Moeiende holding geen btw-ondernemer

Moeiende holding geen btw-ondernemer

Op 9 september 2014 is een uitspraak van Rechtbank Gelderland gepubliceerd over het btw-ondernemerschap van een moeiende holding.

Feiten

Belanghebbende, een bv, heeft in de jaren 2005 tot en met 2014 geen omzet gerealiseerd resp. aangegeven. De Belastingdienst heeft in 2012 faillissementsaanvragen ingediend voor een zestal tot het concern behorende vennootschappen. De Belastingdienst heeft voorts, in verband met belastingschulden, beslag gelegd op roerende zaken van een vijftal tot het concern behorende vennootschappen, waaronder belanghebbende.

In 2012 zijn werkzaamheden voor het concern verricht onder meer in verband met de faillissementsaanvragen en de beslagen. Voor deze werkzaamheden is aan belanghebbende btw in rekening gebracht, die zij als voorbelasting heeft aangegeven in haar btw-aangifte over 2012 en heeft geleid tot een teruggaafverzoek. De inspecteur heeft na een boekenonderzoek het verzoek om teruggaaf geweigerd.

Rechtbank

Geen btw-ondernemerschap

Naar het oordeel van de rechtbank is belanghebbende geen btw-ondernemer. Belanghebbende heeft in de jaren 2005 tot en met 2014 geen activiteiten tegen vergoeding verricht. Bovendien heeft belanghebbende niet aannemelijk gemaakt dat zij in 2012 het voornemen heeft gehad om economische activiteiten te gaan verrichten. Belanghebbende heeft het voornemen om een sturende en coördinerende rol binnen het concern te gaan spelen namelijk op geen enkele wijze met objectieve gegevens onderbouwd. Ook het voornemen om in de toekomst vergoedingen voor de daarmee samenhangende werkzaamheden aan de concernvennootschappen in rekening te gaan brengen, is op geen enkele wijze met objectieve gegevens onderbouwd.

De rechtbank komt daardoor niet toe aan beantwoording van de vraag of belanghebbende de afnemer was van de werkzaamheden van degene die de btw in rekening heeft gebracht. De rechtbank gaat om die reden tevens voorbij aan het bewijsaanbod van belanghebbende om van de facturen van degene die de btw in rekening heeft gebracht urenspecificaties over te leggen.
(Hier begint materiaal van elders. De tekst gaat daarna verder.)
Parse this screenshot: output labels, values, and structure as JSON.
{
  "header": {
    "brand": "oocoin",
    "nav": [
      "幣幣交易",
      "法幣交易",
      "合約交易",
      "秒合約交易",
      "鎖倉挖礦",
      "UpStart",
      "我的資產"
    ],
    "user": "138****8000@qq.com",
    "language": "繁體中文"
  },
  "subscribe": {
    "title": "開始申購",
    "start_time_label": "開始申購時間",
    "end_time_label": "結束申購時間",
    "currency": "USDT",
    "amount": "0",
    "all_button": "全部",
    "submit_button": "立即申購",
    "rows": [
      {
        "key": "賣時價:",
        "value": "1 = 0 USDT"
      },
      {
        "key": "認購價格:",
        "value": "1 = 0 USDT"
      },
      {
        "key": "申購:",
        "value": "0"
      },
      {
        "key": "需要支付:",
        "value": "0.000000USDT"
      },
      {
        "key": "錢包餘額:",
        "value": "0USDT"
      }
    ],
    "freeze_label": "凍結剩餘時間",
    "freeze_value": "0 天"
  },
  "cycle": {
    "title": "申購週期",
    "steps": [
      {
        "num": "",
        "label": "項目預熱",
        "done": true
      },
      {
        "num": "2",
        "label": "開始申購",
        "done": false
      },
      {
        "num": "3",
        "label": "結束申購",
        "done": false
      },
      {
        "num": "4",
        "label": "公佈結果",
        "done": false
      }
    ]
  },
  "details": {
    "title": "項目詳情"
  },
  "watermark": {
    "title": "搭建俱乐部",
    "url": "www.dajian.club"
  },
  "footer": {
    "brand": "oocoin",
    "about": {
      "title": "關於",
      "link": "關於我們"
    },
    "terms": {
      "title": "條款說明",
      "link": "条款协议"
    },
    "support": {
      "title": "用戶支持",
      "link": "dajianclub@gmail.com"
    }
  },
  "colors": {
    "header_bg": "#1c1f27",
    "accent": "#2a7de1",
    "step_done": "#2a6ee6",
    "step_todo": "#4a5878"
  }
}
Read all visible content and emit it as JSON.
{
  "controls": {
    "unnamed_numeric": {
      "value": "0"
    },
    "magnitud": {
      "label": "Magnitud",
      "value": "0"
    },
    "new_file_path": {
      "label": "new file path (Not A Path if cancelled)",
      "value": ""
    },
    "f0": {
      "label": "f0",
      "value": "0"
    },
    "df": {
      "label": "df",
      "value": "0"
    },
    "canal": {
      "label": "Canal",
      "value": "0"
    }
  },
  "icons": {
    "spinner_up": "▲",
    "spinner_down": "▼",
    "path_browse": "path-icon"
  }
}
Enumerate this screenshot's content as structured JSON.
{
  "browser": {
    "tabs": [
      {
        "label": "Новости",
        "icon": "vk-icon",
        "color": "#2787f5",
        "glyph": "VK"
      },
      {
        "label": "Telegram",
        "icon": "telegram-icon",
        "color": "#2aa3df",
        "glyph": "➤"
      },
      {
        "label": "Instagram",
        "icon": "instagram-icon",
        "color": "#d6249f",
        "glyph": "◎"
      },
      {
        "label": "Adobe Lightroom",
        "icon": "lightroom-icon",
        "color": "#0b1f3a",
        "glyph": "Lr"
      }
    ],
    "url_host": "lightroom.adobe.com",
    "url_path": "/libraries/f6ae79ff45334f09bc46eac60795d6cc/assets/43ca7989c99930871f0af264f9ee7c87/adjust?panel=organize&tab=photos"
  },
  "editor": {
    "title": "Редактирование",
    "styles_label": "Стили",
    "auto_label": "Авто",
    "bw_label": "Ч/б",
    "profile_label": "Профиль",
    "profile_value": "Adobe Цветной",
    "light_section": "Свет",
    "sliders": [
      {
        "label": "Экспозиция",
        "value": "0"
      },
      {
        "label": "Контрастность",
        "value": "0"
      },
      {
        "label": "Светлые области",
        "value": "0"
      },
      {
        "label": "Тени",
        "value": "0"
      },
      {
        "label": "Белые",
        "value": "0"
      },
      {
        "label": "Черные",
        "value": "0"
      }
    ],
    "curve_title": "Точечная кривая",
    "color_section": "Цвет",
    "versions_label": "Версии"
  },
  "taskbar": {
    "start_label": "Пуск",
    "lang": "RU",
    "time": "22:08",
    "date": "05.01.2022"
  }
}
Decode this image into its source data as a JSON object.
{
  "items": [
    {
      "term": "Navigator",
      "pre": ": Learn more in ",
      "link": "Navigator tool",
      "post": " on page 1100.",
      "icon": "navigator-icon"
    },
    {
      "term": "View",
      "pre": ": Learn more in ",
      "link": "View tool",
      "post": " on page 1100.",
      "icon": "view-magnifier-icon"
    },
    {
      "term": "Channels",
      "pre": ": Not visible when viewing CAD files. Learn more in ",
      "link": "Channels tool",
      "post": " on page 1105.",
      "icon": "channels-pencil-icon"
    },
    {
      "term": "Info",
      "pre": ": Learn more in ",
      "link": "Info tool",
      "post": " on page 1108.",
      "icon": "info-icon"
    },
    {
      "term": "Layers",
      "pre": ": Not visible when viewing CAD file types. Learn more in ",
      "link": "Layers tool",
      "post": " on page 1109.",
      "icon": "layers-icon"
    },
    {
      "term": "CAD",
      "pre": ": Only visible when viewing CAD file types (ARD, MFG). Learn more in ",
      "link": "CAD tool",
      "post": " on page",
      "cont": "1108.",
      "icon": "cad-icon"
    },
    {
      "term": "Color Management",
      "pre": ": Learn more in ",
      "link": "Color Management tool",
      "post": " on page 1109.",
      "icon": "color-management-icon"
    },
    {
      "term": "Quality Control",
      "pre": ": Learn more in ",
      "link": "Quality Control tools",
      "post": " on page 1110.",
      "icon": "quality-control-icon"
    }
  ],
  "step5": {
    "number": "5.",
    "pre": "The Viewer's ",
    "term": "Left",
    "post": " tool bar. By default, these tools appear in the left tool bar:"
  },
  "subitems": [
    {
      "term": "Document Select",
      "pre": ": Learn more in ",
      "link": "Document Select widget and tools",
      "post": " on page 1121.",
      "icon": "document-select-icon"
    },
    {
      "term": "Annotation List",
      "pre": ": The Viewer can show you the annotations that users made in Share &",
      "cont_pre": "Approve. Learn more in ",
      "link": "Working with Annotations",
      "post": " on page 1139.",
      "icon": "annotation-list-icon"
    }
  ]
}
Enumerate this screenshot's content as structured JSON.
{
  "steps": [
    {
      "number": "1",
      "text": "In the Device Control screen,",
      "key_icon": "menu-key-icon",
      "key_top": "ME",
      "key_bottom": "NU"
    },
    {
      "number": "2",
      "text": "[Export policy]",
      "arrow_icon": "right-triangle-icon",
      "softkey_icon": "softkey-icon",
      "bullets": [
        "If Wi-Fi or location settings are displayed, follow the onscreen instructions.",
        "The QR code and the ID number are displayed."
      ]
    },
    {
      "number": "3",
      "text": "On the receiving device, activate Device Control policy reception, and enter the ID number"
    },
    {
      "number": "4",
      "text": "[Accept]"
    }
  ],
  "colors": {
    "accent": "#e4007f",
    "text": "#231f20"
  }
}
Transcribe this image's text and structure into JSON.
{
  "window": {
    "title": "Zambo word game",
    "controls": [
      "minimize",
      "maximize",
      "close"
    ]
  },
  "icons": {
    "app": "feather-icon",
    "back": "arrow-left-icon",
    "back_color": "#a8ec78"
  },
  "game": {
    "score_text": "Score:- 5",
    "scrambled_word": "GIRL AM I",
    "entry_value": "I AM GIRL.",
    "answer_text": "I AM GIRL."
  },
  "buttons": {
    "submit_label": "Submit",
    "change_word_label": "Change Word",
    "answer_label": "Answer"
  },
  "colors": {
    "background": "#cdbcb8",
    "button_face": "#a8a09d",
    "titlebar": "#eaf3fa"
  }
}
Geen schending van algemene beginselen van behoorlijk bestuur

Van schending van algemene beginselen van behoorlijk bestuur is naar het oordeel van de rechtbank geen sprake. Dat belanghebbende in de systemen van de Belastingdienst als btw-ondernemer is geregistreerd en dat de door haar in de jaren voor 2012 ingediende btw-aangiften zijn gevolgd, zijn geen omstandigheden waaraan belanghebbende het gerechtvaardigd vertrouwen heeft kunnen ontlenen dat de door haar in 2012 gevraagde teruggaaf zou worden verleend. Het beroep op het vertrouwensbeginsel faalt dan ook.

Ook het beroep op het gelijkheidsbeginsel faalt. Belanghebbende heeft namelijk niet aannemelijk gemaakt dat ten opzichte van topholdings sprake is van feitelijk en rechtens dezelfde gevallen.